No último mês, as edições ‘online’ do “Diário do Alentejo” (página de internet e redes sociais) somaram mais de 152 mil leitores. Um pouco mais de 20 mil (que originaram 130 comentários no Facebook) leram a notícia acerca das mais de mil famílias que, no Alentejo, sobrevivem com necessidades graves de habitação.
Entre as diversas reações à publicação da reportagem, baseada em dados oficiais, houve bitaites de todo o tipo. Um deles, por exemplo, dizia: “Estas pessoas queixam-se que vivem sem condições habitacionais, mas o planeamento familiar não existe porque continuam a ter muitos filhos”. Note-se, por um lado, que em nenhum momento da reportagem havia alguém a queixar-se do que quer que fosse. O resto, de tão boçal, nem merece comentário.
A verdade é que este tipo de reações não é de hoje. Outros artigos, a propósito dos mais diversos temas, publicados no passado, obtiveram comentários idênticos, sobretudo quando se referem a preocupações ou necessidades da comunidade cigana, de imigrantes ou de desempregados. Este não é um fenómeno que tenha sido criado pelo tal partido que por aí anda. É anterior a ele. É dele que esse tal partido se alimenta.
Não por acaso, no dia em que escrevi o último editorial, onde tentei demonstrar que uma aliança com o dito partido, à semelhança do que foi feito pelo PSD de Rui Rio nos Açores, é contrária a todo o património histórico e civilizacional da social-democracia portuguesa, o homem foi multado pela Comissão para a Igualdade e Contra a Discriminação Racial (Cicdr) por discriminar ciganos numa publicação que fez no Facebook. É portanto, e à luz dos critérios da Comissão, um racista, com direito a multa e tudo.

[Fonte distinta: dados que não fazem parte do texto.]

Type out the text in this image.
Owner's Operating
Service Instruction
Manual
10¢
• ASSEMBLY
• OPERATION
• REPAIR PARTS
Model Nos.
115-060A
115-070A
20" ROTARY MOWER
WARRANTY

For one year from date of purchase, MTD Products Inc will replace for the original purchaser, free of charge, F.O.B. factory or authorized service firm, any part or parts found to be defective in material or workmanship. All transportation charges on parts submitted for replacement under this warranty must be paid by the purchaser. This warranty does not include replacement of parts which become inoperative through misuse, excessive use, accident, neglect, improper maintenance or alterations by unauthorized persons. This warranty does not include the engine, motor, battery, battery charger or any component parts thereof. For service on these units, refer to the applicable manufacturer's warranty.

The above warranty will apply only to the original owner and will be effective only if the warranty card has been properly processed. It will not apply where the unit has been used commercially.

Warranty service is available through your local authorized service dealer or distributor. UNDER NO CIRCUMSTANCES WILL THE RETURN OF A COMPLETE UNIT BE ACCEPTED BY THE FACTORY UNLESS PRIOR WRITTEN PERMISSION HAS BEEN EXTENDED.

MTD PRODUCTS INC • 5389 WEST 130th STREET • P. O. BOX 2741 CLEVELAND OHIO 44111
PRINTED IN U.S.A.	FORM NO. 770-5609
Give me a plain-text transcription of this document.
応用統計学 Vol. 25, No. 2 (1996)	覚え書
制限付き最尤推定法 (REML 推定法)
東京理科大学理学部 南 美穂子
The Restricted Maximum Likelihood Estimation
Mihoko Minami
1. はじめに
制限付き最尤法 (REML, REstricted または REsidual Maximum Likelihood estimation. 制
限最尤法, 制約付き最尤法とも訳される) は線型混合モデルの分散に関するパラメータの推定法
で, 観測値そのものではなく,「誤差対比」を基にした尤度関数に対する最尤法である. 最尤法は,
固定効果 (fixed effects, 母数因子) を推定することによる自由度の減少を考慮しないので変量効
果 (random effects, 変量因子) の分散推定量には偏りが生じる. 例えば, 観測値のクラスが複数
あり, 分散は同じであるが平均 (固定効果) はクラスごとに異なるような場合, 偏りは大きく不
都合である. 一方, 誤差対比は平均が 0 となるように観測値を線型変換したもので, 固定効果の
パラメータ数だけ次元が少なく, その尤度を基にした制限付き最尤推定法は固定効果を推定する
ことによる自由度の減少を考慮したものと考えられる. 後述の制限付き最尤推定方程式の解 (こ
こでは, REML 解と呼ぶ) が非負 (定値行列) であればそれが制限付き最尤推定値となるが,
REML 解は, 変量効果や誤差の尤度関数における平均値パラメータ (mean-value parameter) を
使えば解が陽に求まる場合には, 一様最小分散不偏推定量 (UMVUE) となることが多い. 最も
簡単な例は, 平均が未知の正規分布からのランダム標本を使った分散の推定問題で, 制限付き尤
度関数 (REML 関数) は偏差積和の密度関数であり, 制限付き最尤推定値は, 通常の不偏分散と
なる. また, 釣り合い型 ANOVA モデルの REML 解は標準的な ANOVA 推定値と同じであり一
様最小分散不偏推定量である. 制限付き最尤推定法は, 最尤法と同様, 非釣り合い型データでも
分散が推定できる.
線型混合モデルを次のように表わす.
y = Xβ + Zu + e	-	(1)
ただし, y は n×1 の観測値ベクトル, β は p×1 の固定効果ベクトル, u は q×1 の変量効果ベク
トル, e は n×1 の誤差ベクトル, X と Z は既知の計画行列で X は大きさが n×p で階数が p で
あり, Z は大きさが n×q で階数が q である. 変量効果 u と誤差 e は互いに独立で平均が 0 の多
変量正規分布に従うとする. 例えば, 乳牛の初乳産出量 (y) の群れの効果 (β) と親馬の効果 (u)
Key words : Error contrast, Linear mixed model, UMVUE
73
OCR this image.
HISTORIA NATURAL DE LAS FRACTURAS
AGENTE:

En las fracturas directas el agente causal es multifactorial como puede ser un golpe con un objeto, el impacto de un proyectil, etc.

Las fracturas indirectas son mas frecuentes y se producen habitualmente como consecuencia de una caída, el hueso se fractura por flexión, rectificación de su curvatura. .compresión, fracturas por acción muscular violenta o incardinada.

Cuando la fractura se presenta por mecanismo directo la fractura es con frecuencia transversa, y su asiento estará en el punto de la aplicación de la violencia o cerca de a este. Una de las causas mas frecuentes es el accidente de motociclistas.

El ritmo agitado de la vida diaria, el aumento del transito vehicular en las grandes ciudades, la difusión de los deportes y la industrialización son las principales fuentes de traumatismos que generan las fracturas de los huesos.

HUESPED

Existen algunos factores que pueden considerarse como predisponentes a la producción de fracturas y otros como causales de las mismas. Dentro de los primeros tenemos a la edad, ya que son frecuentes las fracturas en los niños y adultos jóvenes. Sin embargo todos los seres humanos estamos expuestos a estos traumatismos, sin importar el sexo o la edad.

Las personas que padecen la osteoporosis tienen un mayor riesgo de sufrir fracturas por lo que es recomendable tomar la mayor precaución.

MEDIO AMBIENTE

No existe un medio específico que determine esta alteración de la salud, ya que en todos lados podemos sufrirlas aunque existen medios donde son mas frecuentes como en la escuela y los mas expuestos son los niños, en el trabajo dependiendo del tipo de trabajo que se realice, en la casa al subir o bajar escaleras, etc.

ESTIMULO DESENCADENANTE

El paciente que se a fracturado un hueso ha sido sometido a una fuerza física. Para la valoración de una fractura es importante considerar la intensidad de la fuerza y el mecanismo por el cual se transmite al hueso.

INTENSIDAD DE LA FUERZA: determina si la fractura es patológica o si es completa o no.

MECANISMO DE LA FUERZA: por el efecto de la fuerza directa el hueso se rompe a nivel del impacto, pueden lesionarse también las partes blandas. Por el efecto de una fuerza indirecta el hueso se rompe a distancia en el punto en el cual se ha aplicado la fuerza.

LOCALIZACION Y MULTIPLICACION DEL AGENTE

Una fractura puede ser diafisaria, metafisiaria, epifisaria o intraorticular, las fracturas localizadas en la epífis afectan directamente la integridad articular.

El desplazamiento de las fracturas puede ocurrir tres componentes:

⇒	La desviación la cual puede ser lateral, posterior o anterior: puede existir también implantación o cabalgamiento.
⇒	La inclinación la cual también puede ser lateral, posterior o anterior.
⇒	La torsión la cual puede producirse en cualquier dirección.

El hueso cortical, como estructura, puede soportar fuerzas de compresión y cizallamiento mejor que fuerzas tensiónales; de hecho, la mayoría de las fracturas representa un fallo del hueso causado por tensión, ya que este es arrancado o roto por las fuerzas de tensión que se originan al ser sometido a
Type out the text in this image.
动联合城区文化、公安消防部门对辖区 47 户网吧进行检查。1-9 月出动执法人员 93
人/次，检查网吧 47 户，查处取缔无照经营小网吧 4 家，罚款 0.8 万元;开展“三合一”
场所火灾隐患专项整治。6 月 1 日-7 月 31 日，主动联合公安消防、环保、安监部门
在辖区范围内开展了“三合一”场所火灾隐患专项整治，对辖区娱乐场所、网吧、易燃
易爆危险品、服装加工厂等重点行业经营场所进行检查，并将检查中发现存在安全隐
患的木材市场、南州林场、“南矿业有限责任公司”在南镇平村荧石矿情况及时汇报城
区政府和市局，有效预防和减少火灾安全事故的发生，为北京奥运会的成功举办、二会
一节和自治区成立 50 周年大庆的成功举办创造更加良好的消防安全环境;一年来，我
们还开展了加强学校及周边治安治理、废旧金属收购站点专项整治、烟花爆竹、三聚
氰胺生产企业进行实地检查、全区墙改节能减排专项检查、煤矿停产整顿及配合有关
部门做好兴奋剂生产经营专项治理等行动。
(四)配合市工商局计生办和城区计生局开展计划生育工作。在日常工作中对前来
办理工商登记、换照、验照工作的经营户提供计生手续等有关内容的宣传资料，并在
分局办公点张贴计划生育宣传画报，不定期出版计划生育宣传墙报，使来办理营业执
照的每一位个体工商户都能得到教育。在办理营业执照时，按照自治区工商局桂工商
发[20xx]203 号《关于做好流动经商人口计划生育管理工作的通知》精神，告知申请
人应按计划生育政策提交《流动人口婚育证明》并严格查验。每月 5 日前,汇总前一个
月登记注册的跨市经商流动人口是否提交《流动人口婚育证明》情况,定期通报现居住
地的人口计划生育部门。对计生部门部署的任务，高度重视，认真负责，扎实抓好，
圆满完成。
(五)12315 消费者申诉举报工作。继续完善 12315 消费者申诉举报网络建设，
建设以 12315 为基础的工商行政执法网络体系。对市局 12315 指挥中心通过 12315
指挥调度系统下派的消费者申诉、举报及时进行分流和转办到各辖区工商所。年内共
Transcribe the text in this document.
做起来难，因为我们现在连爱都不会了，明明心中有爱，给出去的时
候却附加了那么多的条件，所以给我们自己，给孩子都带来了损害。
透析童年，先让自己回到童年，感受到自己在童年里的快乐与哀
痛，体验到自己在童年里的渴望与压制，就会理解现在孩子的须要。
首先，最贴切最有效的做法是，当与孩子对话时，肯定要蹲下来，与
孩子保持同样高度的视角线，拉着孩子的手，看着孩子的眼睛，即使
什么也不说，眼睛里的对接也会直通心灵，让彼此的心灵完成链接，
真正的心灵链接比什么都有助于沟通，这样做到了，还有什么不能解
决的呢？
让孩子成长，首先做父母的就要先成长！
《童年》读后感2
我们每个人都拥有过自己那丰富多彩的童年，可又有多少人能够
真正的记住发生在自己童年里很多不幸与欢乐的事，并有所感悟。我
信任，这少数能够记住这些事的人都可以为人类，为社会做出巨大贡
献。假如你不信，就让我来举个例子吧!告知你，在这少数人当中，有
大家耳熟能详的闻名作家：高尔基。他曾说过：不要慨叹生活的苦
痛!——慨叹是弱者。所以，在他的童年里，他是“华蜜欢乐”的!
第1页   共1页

“Estamos a viver um corte epistemológico na política portuguesa, em que a direita extremista nunca contou decisivamente”, sublinhou Ana Sá Lopes, em editorial no “Público”. Quando por toda a Europa – a começar em Angela Merkel que classificou como “um mau dia para a democracia” a tentativa de entendimento de alguma gente do seu partido com a extrema-direita racista e xenófoba – se traçam limites bem definidos (cordões sanitários, se quisermos ser rigorosos), em Portugal é o PSD que veio abrir a porta à “normalização” do tal partido.
Talvez se aperceba do erro nas próximas presidenciais, quando um dos fundadores do PSD [Marcelo Rebelo de Sousa] se transformar num dos alvos privilegiados dos extremistas.
Mas o que a crescente adesão às plataformas digitais do “DA” demonstra – o que os tais 152 mil leitores comprovam – é que o ódio derramado por essa gente não é, nem de perto nem de longe, o substrato que faz mover a sociedade. Por exemplo, a história, corajosa, plena de humanismo, do padre José Maria Coelho, capelão no hospital de Beja, chegou a mais de 44 mil leitores do nosso jornal e foi partilhada 221 vezes. “Conheço bem o quanto amigo é das pessoas, o quanto gosta de ajudar e até sofrer pelo próximo e acima de tudo a sua grande humildade”, escreveu uma leitora. Qualquer comparação com o discurso de ódio promovido pelos tais do tal partido é absolutamente desnecessária.